The decadence of values in our society.
A reflection on the psychological dynamics behind what is often seen as a crisis of values.
Every middle-aged adult in our society has a slight, or not so slight, perception of the existence of a loss of values, of a social change, of a decline in the way we relate to and treat each other, in the way we work in society or perceive reality.
When I ask my patients what they understand by values, few find a direct relationship between these values and their state of discomfort or psychological conflict.. But in reality there are many who really suffer from this clash between their beliefs and the new reality in our society, which is not so new by a long shot.
How do values influence us?
We define values as qualities or principles that could describe part of our personality. Patterns that we consider something favorable or positive, to relate to others. Actions that derive from these qualities, tasks with which we have to comply in order to feel concordance between what we do and what we feel we should be.
By new reality we mean the fact that there has been a paradigm shift. We were taught that in order for there to be a healthy coexistence and for us to feel happy, we had to respect certain rules.. Those rules have changed. And we feel, in principle, that now everything is more comfortable and easier.
But... is it really like that?
Many of the people who come to see me feel, as is to be expected, emptiness, unhappiness, dissatisfaction or loneliness. And they don't know why. They don't know what is wrong, what is missing in their lives. What is the absence, what is it that they do not know when or how they have lost.
Many of us have come to feel this perception almost unconsciously at a given moment. A holiday, a Saturday night, on vacation, at work, when we think about our past, present and future relationships....
We already glimpse part of the problem, don't we? That's right, the difference between the expectations we've been creating for ourselves about what things should be and the reality of what they really are.
Discomfort in the face of unrealistic expectations
When we stay at home on a Saturday night and we think we should be giving it all away and posting photos on social networks; when our summer vacation arrives and we have no boat to sail on, no apartment on the beachfront, no reservation in a five-star hotel in an exotic destination? we feel a spontaneous and incomprehensible discomfort..
The same thing happens to us in our life as a couple. If we have one, we believe that our life should be better than it is. Maybe more sex, or more adventure, or more romance. Or we envy the single person who is not tied to a routine.
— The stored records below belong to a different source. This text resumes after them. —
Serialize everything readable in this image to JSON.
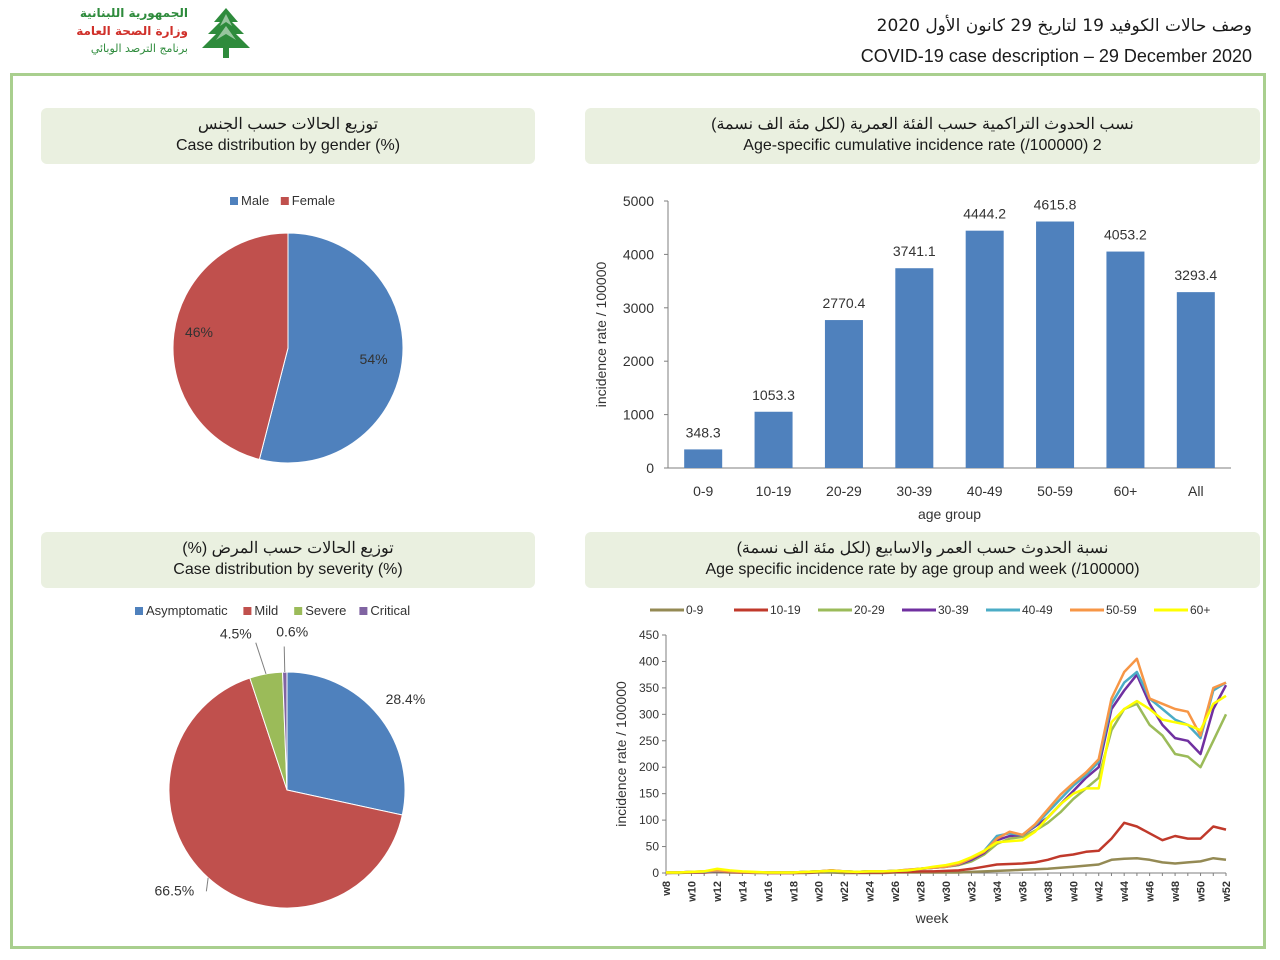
{
  "header": {
    "logo_lines": [
      "الجمهورية اللبنانية",
      "وزارة الصحة العامة",
      "برنامج الترصد الوبائي"
    ],
    "title_ar": "وصف حالات الكوفيد 19 لتاريخ 29 كانون الأول 2020",
    "title_en": "COVID-19 case description – 29 December 2020"
  },
  "colors": {
    "blue": "#4f81bd",
    "red": "#c0504d",
    "green": "#9bbb59",
    "purple": "#8064a2",
    "frame": "#a9cf8e",
    "banner": "#eaf0e0"
  },
  "panels": {
    "gender": {
      "title_ar": "توزيع الحالات حسب الجنس",
      "title_en": "Case distribution by gender (%)"
    },
    "age_rate": {
      "title_ar": "نسب الحدوث التراكمية حسب الفئة العمرية (لكل مئة الف نسمة)",
      "title_en": "Age-specific cumulative incidence rate (/100000) 2"
    },
    "severity": {
      "title_ar": "توزيع الحالات حسب المرض (%)",
      "title_en": "Case distribution by severity (%)"
    },
    "weekly": {
      "title_ar": "نسبة الحدوث حسب العمر والاسابيع (لكل مئة الف نسمة)",
      "title_en": "Age specific incidence rate by age group and week (/100000)"
    }
  },
  "chart_data": [
    {
      "type": "pie",
      "title": "Case distribution by gender (%)",
      "legend": "top",
      "categories": [
        "Male",
        "Female"
      ],
      "values": [
        54,
        46
      ],
      "labels": [
        "54%",
        "46%"
      ]
    },
    {
      "type": "bar",
      "title": "Age-specific cumulative incidence rate (/100000) 2",
      "categories": [
        "0-9",
        "10-19",
        "20-29",
        "30-39",
        "40-49",
        "50-59",
        "60+",
        "All"
      ],
      "values": [
        348.3,
        1053.3,
        2770.4,
        3741.1,
        4444.2,
        4615.8,
        4053.2,
        3293.4
      ],
      "value_labels": [
        "348.3",
        "1053.3",
        "2770.4",
        "3741.1",
        "4444.2",
        "4615.8",
        "4053.2",
        "3293.4"
      ],
      "xlabel": "age group",
      "ylabel": "incidence rate / 100000",
      "ylim": [
        0,
        5000
      ],
      "yticks": [
        "0",
        "1000",
        "2000",
        "3000",
        "4000",
        "5000"
      ],
      "grid": false
    },
    {
      "type": "pie",
      "title": "Case distribution by severity (%)",
      "legend": "top",
      "categories": [
        "Asymptomatic",
        "Mild",
        "Severe",
        "Critical"
      ],
      "values": [
        28.4,
        66.5,
        4.5,
        0.6
      ],
      "labels": [
        "28.4%",
        "66.5%",
        "4.5%",
        "0.6%"
      ]
    },
    {
      "type": "line",
      "title": "Age specific incidence rate by age group and week (/100000)",
      "xlabel": "week",
      "ylabel": "incidence rate / 100000",
      "ylim": [
        0,
        450
      ],
      "yticks": [
        "0",
        "50",
        "100",
        "150",
        "200",
        "250",
        "300",
        "350",
        "400",
        "450"
      ],
      "legend": "top",
      "x": [
        "w8",
        "w9",
        "w10",
        "w11",
        "w12",
        "w13",
        "w14",
        "w15",
        "w16",
        "w17",
        "w18",
        "w19",
        "w20",
        "w21",
        "w22",
        "w23",
        "w24",
        "w25",
        "w26",
        "w27",
        "w28",
        "w29",
        "w30",
        "w31",
        "w32",
        "w33",
        "w34",
        "w35",
        "w36",
        "w37",
        "w38",
        "w39",
        "w40",
        "w41",
        "w42",
        "w43",
        "w44",
        "w45",
        "w46",
        "w47",
        "w48",
        "w49",
        "w50",
        "w51",
        "w52"
      ],
      "xtick_labels": [
        "w8",
        "w10",
        "w12",
        "w14",
        "w16",
        "w18",
        "w20",
        "w22",
        "w24",
        "w26",
        "w28",
        "w30",
        "w32",
        "w34",
        "w36",
        "w38",
        "w40",
        "w42",
        "w44",
        "w46",
        "w48",
        "w50",
        "w52"
      ],
      "series": [
        {
          "name": "0-9",
          "color": "#948a54",
          "values": [
            0,
            0,
            1,
            1,
            2,
            1,
            1,
            0,
            0,
            0,
            0,
            0,
            1,
            1,
            0,
            0,
            0,
            0,
            1,
            1,
            1,
            1,
            1,
            1,
            2,
            3,
            4,
            5,
            6,
            7,
            8,
            10,
            12,
            14,
            16,
            25,
            27,
            28,
            25,
            20,
            18,
            20,
            22,
            28,
            25
          ]
        },
        {
          "name": "10-19",
          "color": "#c0392b",
          "values": [
            0,
            1,
            1,
            1,
            3,
            2,
            1,
            1,
            0,
            0,
            0,
            1,
            2,
            5,
            2,
            1,
            1,
            1,
            2,
            2,
            3,
            3,
            4,
            5,
            8,
            12,
            16,
            17,
            18,
            20,
            25,
            32,
            35,
            40,
            42,
            65,
            95,
            88,
            75,
            62,
            70,
            65,
            65,
            88,
            82
          ]
        },
        {
          "name": "20-29",
          "color": "#9bbb59",
          "values": [
            1,
            1,
            2,
            3,
            5,
            3,
            2,
            1,
            1,
            1,
            1,
            2,
            3,
            5,
            3,
            2,
            3,
            3,
            4,
            6,
            8,
            10,
            12,
            15,
            22,
            35,
            55,
            65,
            68,
            80,
            95,
            115,
            140,
            160,
            180,
            270,
            310,
            320,
            280,
            260,
            225,
            220,
            200,
            250,
            300
          ]
        },
        {
          "name": "30-39",
          "color": "#7030a0",
          "values": [
            1,
            1,
            2,
            2,
            4,
            3,
            2,
            1,
            1,
            1,
            1,
            2,
            3,
            4,
            3,
            2,
            3,
            3,
            4,
            5,
            8,
            10,
            12,
            16,
            25,
            38,
            62,
            70,
            72,
            88,
            105,
            130,
            155,
            180,
            200,
            310,
            345,
            375,
            320,
            280,
            255,
            250,
            225,
            310,
            355
          ]
        },
        {
          "name": "40-49",
          "color": "#4bacc6",
          "values": [
            1,
            1,
            2,
            2,
            4,
            3,
            2,
            1,
            1,
            1,
            1,
            2,
            3,
            4,
            3,
            2,
            3,
            3,
            4,
            5,
            8,
            10,
            12,
            17,
            28,
            42,
            70,
            75,
            72,
            90,
            115,
            140,
            165,
            185,
            210,
            320,
            360,
            380,
            330,
            310,
            290,
            280,
            255,
            345,
            360
          ]
        },
        {
          "name": "50-59",
          "color": "#f79646",
          "values": [
            1,
            1,
            2,
            3,
            5,
            3,
            2,
            1,
            1,
            1,
            1,
            2,
            3,
            5,
            3,
            2,
            3,
            3,
            4,
            6,
            8,
            10,
            12,
            17,
            28,
            40,
            65,
            78,
            72,
            92,
            120,
            148,
            170,
            190,
            215,
            330,
            380,
            405,
            330,
            320,
            310,
            305,
            260,
            350,
            360
          ]
        },
        {
          "name": "60+",
          "color": "#ffff00",
          "values": [
            1,
            1,
            2,
            3,
            8,
            5,
            3,
            2,
            1,
            1,
            1,
            2,
            3,
            4,
            3,
            2,
            3,
            3,
            4,
            5,
            8,
            12,
            15,
            20,
            30,
            42,
            58,
            60,
            62,
            78,
            105,
            130,
            150,
            160,
            160,
            285,
            310,
            325,
            310,
            290,
            285,
            280,
            270,
            320,
            335
          ]
        }
      ]
    }
  ]
}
If we don't have one, we envy the person who has a partner, imagining that they live much happier lives than we do.
Everything makes sense when we rationalize these emotionsWe stop, think and see how we have created those expectations.
A loop of unsatisfied desires and needs.
Social networks have become the most consumed product nowadays. In them we see images of laughter, glamour, fun, unattainable destinations and ideal couples, who often are neither ideal nor a couple. The capitalist and consumerist society with its advertising motivates us, through the individualism it sells us, to consume.
To consume in order to be better than others, to be different.. It is the trap of dissatisfaction that forces us to continue buying and consuming. The one that proposes unattainable and unrealistic goals of social status and beauty. So that we pursue them in an endless race.
The pornography and hypersexualization we receive on a daily basis makes any kind of sexual relationship within our reach seem too bland or routine. We find sex, if not wild and passionate, a bland and disappointing practice.
We have accepted junk TV and the internet as hyper reality over reality, and there seems to be nothing interesting outside of mobile phones.and it seems that outside of the cell phone there is nothing interesting anymore. That it is no longer worthwhile to raise our heads and relate to everything around us.
Today everything can be financed, so we consume, consume and consume. We will pay later. We have forgotten what waiting, consideration for others, tolerance of frustration are. We have forgotten that sometimes things do not turn out as we expect. And that this is not a drama. That's why, when our desires are not fulfilled, we feel so bad.
We are eaten up by the feeling of dissatisfaction, of unpopularity, of devaluation of ourselves, of incomprehensible emptiness, of incomprehensible emptiness.of incomprehensible emptiness, of not taking advantage of our time as we should. And we cannot and do not want to live this discomfort alone, so we unload it on those around us.
Our unconscious has internalized very harmful messages. For example: striving to achieve anything is torture. If something bad happens or goes wrong, it's a drama. Nothing is our responsibility. Things should always be positive. Our expectations should be fulfilled just because.
Effort, patience, perseverance, humility, gratitude, kindness, sincerity, responsibility... have become virtues, almost old-fashioned divine acts.
- You may be interested in, "Do you really know what self-esteem is?"
Can anything be done about it?
But I have good news. It is possible to change this situation. It can be achieved, through self-esteem and personal growth.. But it is not easy.
We have to believe that what we do has value. We have to learn to identify those irrational ideas that limit us and plunge us into anxiety and sadness. We have to start being aware that things are not as we have been told.
We have to assume that reality is built by us through what we do.. And we have to understand that reality counts the same if we don't share it in networks. Even more.
If you have felt that this article represents you, do not hesitate to consult a psychology professional. Undoing those mental knots and recovering the happiness you deserve is easier than you think.